Rob Manfred Says Dodgers Spending Complies With MLB Rules, Acknowledges Concerns
The Los Angeles Dodgers became the story of the 2024-2025 Major League Baseball offseason, even after winning the World Series. All because their ownership group and front office decided that they should continue trying to win by signing the best available players that fit their needs. In a competitive sport. Where fans pay money to buy tickets and invest hundreds of hours in watching games on television.
The absolute horror. Don't they know that teams aren't supposed to actually try to win games? Using whatever advantages they have? They're supposed to let other teams beat them, because that is how sports work.
The absurd fan reaction to the Dodgers' offseason additions and re-signings, including Blake Snell, Teoscar Hernandez, Roki Sasaki, Tanner Scott, Kirby Yates, Hyesong Kim, Michael Conforto, Tommy Edman and Blake Treinen, has reached MLB Commissioner Rob Manfred. Manfred spoke about it at spring training, and said the Dodgers' spending has conformed to the rules of the game.

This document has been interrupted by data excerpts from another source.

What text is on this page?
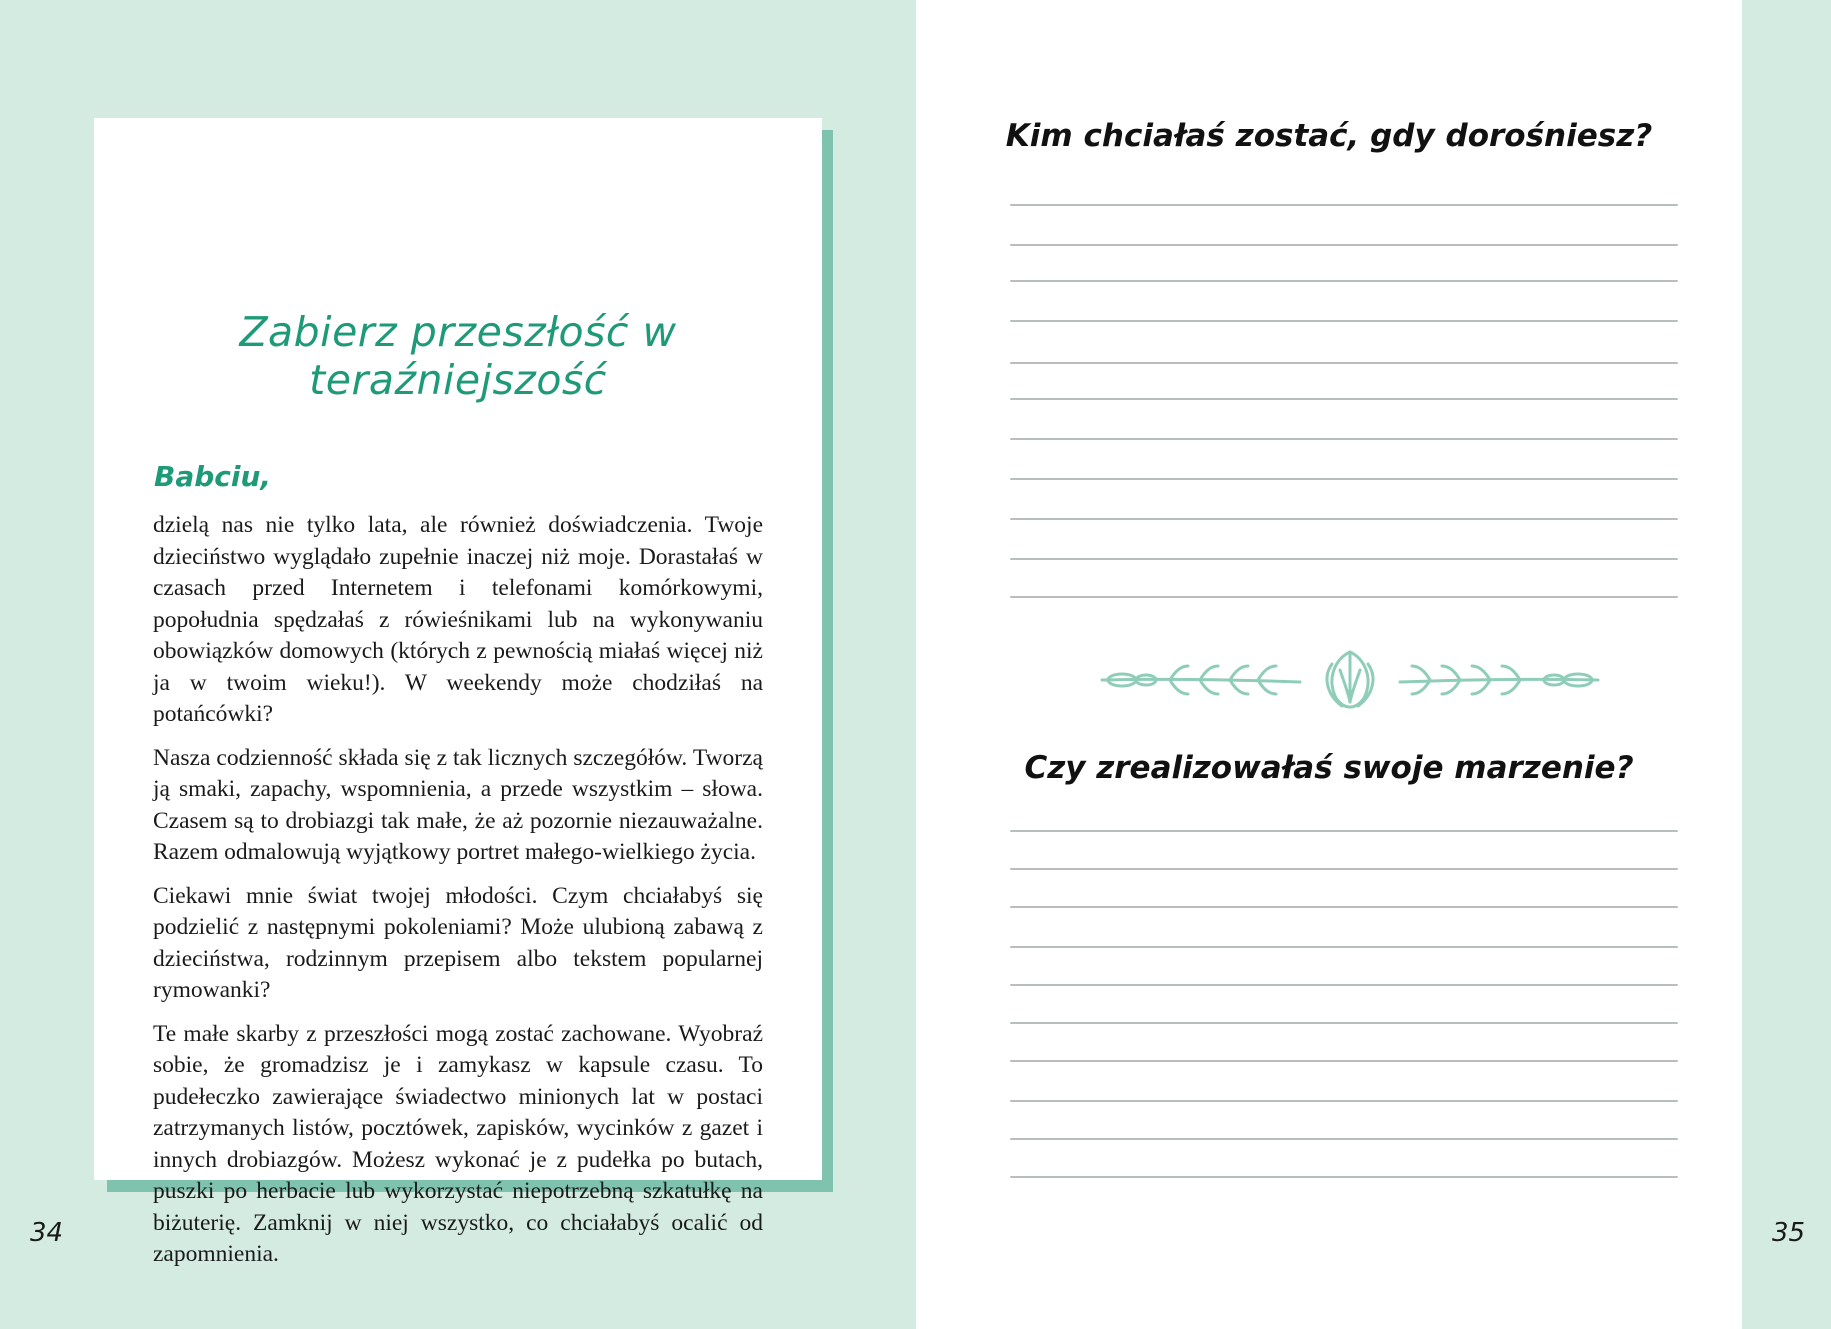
Zabierz przeszłość w teraźniejszość
Babciu,

dzielą nas nie tylko lata, ale również doświadczenia. Twoje dzieciństwo wyglądało zupełnie inaczej niż moje. Dorastałaś w czasach przed Internetem i telefonami komórkowymi, popołudnia spędzałaś z rówieśnikami lub na wykonywaniu obowiązków domowych (których z pewnością miałaś więcej niż ja w twoim wieku!). W weekendy może chodziłaś na potańcówki?

Nasza codzienność składa się z tak licznych szczegółów. Tworzą ją smaki, zapachy, wspomnienia, a przede wszystkim – słowa. Czasem są to drobiazgi tak małe, że aż pozornie niezauważalne. Razem odmalowują wyjątkowy portret małego-wielkiego życia.

Ciekawi mnie świat twojej młodości. Czym chciałabyś się podzielić z następnymi pokoleniami? Może ulubioną zabawą z dzieciństwa, rodzinnym przepisem albo tekstem popularnej rymowanki?

Te małe skarby z przeszłości mogą zostać zachowane. Wyobraź sobie, że gromadzisz je i zamykasz w kapsule czasu. To pudełeczko zawierające świadectwo minionych lat w postaci zatrzymanych listów, pocztówek, zapisków, wycinków z gazet i innych drobiazgów. Możesz wykonać je z pudełka po butach, puszki po herbacie lub wykorzystać niepotrzebną szkatułkę na biżuterię. Zamknij w niej wszystko, co chciałabyś ocalić od zapomnienia.

34
Kim chciałaś zostać, gdy dorośniesz?
Czy zrealizowałaś swoje marzenie?
35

"The Dodgers have gone out and done everything possible, always within the rules…to be the best possible team on the field. I think that's a great thing," Manfred said.
He did acknowledge that there are fans who are concerned about competing with LA's roster, per Bob Nightengale. "It's clear that we have fans in some markets that are concerned about the ability of the team in their market to compete with the financial resources of the Dodgers," Manfred said.
And that's how cheap billionaire owners get away with it.

NEW YORK, NY - OCTOBER 30: Freddie Freeman #5 of the Los Angeles Dodgers hoists the 2024 Willie Mays World Series MVP trophy after the Dodgers defeated the New York Yankees in Game 5 to clinch the 2024 World Series presented by Capital One at Yankee Stadium on Wednesday, October 30, 2024 in New York, New York. (Photo by Mary DeCicco/MLB Photos via Getty Images)
Billionaire Owners Thrilled To Direct Criticism At Dodgers
The hand wringing, pearl clutching and outright anger towards the Dodgers has gone beyond concern over competition and into outright absurdity.
Per Sportrac, the New York Mets have the highest total payroll allocation in 2025 at nearly $322 million. They had the highest payroll allocation in 2024 too, with the Dodgers coming in fifth behind the aforementioned Mets, Yankees, Astros, and Phillies.
The Mets also had the highest payroll in 2023, with a whopping $342 million in payroll allocations, compared to the sixth-place Dodgers with $240 million. The Dodgers haven't led the league in payroll since 2022, when they outspent the Mets by six million dollars. In the last four seasons, New York has outspent LA, per their actual payroll allocation, by $109 million.
The Dodgers are just better at spending money than the Mets. And fans are furious about it.
The entire conversation also misses several key points. Yes, the Dodgers have deferrals, but those deferrals have to be accounted for, per MLB rules, by the team putting money into a specific account within two years of the contract start date. It's not just a free loan that they can use to do whatever they want. The deferrals also benefit players as much as the team. Players in high-tax states like California and New York can take those retirement payments in a lower tax burden state like Florida, Texas, or Arizona. The Mets also have handed out deferred contracts to top players like Franciso Lindor and Edwin Diaz. The Red Sox just signed Alex Bregman to a heavily-deferred contract. The scale of the deferrals is larger with LA because of Shohei Ohtani. But what fans are most upset about is the Dodgers reinvesting Ohtani generated marketing revenue into making the team better.
What they should have done, per opposing fans, is pocket that profit and stop trying. Even after years of endless criticism that they were postseason chokers and nonsensical ravings that they only had a "Mickey Mouse ring." Makes sense.
Where this criticism becomes especially absurd is giving cheaper owners a free pass. The Pirates haven't signed a multi-year free agency contract since the Obama administration. That's not a market size problem, it's a "we view our fans as a piggy bank and don't care about trying to compete in a competitive sport" problem. The Marlins spent effectively nothing in free agency, despite playing in Miami, one of the biggest markets in the country.
St. Louis is hardly a big market. In fact, it's one of baseball's smallest, yet the Cardinals have routinely run top-10 payrolls. They've also won two World Series since 2006, the exact same number as the Dodgers.
Same with San Diego, which ranks 24th in MLB's market score calculations yet outspent the Dodgers in 2023. Meanwhile, Oakland ranked number eight and their owner spent as little as possible. To put it into perspective, the Athletics and Marlins are spending less…combined…than the Kansas City Royals, who play in the league's third-smallest market.
So the Dodgers have not led the league in payroll in four seasons, other billionaire owners are refusing to even remotely pretend to care, deferrals have to be accounted for and help players too, and many, if not most, teams use them with their players too.
But because they're actively trying to compete and put the best team on the field, within the rules, they're the villains. Sure.